RFM	`Recency < 30` + `Monetary > High` → “Champion"	"Strategy: Reward. Action: VIP Tier Upgrade.”
Churn	`Risk > 80%` → “Flight Risk"	"Action: Call with 20% Retention Discount.”
Geo	`Traffic > High` + `Rating < Low` → “High Vol/Low Sat"	"Action: Audit Ground Staff & Delays.”

6. Key UI Features

The Single Customer View

(5_Customer_View.py)

This page aggregates data for one specific ID.

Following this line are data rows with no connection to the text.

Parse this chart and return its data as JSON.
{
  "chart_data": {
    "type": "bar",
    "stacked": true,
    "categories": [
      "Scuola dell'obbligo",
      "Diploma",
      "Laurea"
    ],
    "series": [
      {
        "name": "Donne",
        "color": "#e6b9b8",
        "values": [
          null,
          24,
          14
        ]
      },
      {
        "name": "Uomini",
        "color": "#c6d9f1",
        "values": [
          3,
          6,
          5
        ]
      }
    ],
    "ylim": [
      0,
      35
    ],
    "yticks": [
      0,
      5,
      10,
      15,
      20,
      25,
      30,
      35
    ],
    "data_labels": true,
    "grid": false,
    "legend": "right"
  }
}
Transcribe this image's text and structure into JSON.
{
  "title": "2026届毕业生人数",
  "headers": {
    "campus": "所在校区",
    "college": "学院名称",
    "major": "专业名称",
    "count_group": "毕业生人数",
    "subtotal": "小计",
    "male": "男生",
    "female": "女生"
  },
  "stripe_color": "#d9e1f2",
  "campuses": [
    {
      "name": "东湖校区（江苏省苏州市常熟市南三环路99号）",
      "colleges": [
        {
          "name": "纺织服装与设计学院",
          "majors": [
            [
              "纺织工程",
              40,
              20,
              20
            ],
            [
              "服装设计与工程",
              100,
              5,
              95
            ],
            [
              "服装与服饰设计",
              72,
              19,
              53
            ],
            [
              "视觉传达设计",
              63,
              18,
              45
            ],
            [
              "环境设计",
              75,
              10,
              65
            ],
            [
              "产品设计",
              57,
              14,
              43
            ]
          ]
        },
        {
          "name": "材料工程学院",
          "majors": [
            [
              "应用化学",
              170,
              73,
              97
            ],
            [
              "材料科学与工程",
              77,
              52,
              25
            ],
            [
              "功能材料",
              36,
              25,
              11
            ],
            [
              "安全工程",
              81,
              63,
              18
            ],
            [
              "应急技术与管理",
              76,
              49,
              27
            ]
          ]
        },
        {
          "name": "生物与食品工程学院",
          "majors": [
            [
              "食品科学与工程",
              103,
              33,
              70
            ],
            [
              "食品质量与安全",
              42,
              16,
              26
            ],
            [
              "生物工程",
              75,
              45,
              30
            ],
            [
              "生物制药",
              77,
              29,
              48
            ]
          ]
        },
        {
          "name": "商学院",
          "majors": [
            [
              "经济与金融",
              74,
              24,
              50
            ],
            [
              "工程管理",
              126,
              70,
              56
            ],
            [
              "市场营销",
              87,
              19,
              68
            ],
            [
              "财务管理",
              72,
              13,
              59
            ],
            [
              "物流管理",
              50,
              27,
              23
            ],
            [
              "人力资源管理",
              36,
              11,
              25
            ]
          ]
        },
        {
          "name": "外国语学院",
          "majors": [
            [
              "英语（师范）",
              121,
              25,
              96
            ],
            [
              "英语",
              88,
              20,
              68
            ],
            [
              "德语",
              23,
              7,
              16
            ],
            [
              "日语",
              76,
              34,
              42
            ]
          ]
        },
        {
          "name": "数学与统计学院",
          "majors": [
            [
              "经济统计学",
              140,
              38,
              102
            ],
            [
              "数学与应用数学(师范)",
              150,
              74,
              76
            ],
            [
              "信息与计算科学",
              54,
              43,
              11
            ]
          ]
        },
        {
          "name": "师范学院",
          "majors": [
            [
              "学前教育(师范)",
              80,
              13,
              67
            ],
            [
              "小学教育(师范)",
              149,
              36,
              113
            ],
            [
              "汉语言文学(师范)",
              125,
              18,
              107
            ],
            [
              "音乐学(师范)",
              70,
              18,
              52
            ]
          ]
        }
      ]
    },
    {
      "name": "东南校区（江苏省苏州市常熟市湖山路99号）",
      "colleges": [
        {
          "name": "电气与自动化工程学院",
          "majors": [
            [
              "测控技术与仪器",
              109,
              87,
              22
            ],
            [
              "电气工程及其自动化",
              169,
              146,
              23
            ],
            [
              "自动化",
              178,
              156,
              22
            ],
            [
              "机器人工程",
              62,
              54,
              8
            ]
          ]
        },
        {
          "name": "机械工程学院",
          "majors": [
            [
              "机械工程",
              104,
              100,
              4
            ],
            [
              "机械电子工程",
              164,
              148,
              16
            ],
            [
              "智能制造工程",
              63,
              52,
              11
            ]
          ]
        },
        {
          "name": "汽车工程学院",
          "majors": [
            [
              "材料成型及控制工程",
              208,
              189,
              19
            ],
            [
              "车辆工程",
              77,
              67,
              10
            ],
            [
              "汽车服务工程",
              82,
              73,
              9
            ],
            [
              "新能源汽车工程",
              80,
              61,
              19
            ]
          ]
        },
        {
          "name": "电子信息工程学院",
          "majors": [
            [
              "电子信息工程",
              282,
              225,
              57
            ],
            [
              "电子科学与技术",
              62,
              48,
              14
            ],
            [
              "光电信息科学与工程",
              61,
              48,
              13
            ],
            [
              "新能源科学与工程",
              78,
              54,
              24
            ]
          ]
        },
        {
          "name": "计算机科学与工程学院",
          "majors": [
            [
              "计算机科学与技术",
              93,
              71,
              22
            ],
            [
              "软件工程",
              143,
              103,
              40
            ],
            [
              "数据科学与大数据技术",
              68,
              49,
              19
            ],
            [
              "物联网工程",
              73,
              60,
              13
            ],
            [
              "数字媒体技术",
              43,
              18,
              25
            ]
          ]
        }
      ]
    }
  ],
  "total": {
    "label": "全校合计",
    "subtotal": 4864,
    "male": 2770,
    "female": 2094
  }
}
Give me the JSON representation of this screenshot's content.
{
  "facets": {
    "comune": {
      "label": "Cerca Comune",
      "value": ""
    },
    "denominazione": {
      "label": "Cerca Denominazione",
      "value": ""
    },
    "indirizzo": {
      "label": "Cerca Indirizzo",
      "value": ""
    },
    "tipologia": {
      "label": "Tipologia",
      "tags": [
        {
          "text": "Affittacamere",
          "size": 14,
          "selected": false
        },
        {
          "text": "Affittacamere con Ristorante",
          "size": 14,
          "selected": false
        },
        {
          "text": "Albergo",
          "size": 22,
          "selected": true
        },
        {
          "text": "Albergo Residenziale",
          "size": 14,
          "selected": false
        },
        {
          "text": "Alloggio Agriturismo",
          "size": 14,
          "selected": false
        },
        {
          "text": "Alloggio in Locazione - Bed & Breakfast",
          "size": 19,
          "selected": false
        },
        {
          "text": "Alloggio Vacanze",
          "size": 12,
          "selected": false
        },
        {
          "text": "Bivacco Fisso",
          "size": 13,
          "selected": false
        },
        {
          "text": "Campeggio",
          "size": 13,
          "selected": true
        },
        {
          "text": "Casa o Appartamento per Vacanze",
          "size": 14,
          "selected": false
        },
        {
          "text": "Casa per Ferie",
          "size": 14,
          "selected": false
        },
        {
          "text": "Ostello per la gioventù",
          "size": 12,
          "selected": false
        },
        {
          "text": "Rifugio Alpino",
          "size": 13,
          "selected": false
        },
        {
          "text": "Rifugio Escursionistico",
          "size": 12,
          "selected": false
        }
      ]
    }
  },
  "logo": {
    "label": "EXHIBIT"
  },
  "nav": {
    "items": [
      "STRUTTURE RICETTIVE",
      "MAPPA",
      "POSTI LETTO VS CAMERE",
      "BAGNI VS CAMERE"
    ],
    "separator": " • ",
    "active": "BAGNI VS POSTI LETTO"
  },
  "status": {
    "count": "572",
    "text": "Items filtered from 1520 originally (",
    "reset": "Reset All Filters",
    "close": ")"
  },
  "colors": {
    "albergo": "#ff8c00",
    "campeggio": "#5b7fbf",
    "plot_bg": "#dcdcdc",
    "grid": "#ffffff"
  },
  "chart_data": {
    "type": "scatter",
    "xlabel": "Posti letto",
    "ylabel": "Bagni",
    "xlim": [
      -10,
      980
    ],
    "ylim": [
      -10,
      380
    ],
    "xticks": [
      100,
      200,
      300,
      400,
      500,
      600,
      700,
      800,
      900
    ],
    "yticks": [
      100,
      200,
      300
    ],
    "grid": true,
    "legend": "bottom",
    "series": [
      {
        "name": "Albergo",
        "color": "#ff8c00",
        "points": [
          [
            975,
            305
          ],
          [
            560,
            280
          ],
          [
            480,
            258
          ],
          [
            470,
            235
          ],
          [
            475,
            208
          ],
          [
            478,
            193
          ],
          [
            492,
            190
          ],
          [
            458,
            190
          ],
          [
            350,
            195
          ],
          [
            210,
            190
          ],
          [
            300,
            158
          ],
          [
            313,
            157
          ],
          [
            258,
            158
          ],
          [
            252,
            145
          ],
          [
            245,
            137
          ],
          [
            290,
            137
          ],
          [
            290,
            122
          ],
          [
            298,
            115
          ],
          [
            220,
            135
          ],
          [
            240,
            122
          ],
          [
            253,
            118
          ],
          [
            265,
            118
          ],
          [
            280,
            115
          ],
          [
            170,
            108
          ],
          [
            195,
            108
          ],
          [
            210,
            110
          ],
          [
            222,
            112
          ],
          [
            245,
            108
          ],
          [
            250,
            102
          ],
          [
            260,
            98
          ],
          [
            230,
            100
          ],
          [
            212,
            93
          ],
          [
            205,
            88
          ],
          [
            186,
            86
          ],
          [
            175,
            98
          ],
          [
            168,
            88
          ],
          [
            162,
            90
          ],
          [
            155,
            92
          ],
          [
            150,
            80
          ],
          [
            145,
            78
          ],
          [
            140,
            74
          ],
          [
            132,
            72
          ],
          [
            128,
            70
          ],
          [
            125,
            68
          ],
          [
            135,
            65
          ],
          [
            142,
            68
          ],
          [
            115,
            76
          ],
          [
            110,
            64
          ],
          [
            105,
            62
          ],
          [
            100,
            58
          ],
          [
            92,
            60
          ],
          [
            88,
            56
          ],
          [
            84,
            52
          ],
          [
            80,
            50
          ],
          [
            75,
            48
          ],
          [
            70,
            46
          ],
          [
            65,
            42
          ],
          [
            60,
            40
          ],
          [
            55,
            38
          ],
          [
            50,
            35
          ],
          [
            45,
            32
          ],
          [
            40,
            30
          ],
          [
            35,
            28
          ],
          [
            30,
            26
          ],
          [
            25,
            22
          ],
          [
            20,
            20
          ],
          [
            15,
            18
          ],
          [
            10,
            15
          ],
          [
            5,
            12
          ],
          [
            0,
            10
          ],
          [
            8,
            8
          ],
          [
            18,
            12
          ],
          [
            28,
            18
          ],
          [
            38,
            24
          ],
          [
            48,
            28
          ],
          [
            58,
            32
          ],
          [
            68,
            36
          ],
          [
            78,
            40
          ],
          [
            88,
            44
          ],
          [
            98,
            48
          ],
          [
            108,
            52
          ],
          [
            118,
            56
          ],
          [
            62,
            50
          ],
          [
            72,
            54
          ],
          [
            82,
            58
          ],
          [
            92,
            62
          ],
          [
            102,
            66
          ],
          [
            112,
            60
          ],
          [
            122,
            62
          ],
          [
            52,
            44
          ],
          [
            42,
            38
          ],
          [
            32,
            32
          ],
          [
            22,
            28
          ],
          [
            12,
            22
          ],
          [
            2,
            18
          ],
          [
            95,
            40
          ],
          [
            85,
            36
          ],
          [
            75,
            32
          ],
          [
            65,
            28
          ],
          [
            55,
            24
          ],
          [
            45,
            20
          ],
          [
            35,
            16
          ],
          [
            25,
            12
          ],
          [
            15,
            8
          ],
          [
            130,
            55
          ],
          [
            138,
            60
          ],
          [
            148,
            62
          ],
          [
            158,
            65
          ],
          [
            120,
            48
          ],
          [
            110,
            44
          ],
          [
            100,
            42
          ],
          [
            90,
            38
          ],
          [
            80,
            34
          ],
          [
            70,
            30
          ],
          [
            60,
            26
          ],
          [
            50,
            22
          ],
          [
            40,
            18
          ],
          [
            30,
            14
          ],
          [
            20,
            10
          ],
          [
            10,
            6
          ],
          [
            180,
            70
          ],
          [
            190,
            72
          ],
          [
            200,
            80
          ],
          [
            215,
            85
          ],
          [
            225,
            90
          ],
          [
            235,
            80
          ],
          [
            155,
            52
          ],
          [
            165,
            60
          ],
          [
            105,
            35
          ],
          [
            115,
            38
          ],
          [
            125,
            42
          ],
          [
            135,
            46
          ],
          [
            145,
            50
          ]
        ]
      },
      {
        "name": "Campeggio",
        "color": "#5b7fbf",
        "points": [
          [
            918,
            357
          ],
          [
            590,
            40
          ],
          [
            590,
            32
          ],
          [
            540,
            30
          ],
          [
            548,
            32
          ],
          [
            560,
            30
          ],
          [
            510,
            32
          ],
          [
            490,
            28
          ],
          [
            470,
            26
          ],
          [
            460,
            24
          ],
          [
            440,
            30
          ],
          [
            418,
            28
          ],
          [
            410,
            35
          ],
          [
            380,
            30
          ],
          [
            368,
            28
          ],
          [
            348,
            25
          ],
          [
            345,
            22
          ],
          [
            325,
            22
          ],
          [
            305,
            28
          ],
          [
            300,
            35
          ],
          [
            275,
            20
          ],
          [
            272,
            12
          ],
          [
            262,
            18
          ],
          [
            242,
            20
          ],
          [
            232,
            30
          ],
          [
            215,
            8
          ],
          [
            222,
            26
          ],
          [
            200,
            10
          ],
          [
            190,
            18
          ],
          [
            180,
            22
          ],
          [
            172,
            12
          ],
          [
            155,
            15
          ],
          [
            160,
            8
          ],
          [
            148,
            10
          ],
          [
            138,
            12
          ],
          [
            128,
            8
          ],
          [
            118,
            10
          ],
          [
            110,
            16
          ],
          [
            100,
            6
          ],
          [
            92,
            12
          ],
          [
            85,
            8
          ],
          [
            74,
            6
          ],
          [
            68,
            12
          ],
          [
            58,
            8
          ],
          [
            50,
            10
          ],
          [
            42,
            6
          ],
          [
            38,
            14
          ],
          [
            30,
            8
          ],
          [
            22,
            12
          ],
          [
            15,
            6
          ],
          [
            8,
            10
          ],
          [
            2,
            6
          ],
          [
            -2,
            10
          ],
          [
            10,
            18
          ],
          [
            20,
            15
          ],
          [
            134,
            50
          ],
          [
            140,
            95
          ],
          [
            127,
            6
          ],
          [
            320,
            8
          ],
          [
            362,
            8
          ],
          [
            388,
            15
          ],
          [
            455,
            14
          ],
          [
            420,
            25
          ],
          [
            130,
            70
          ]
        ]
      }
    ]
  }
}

Radar Chart: Plots a customer’s percentile rank against the population average for top metrics.
Risk Gauge: Visualizes churn probability using a Plotly gauge chart.
Cross-Module Access: Can pull data from Churn, Segmentation, or Sentiment caches depending on what is loaded.

The Simulator

(1_Churn.py)

Users can manipulate sliders (for numeric data) and dropdowns (for categorical data) to create a hypothetical customer profile.
The system runs churn_bot.predict_single() to return the new probability and generates a SHAP waterfall plot to explain the specific prediction.

7. Installation & Usage

Environment Setup: Ensure requirements are installed (pandas, streamlit, xgboost, shap, plotly, geopy, scikit-learn).
Run Application:
Terminal window
```
streamlit run app.py
```
Loading Data:
- Option A: Click “Load Demo Data” on the home page.
- Option B: Upload a CSV. The auto_register_data function in app.py will scan columns and activate the relevant tabs in the sidebar.

8. Common Troubleshooting

“No Geospatial Data Active”: The CSV must contain columns like ‘City’, ‘Country’, ‘Location’, or ‘Route’ for the auto-detector to flag it.
“Unmatched Locations”: If the offline dictionary misses a city, enable “Deep Scan” in 4_Geospatial.py to hit the live API.
Churn Model Errors: If columns are missing (specifically ‘Churn’), the model will refuse to train. Use validator.py logic to check requirements.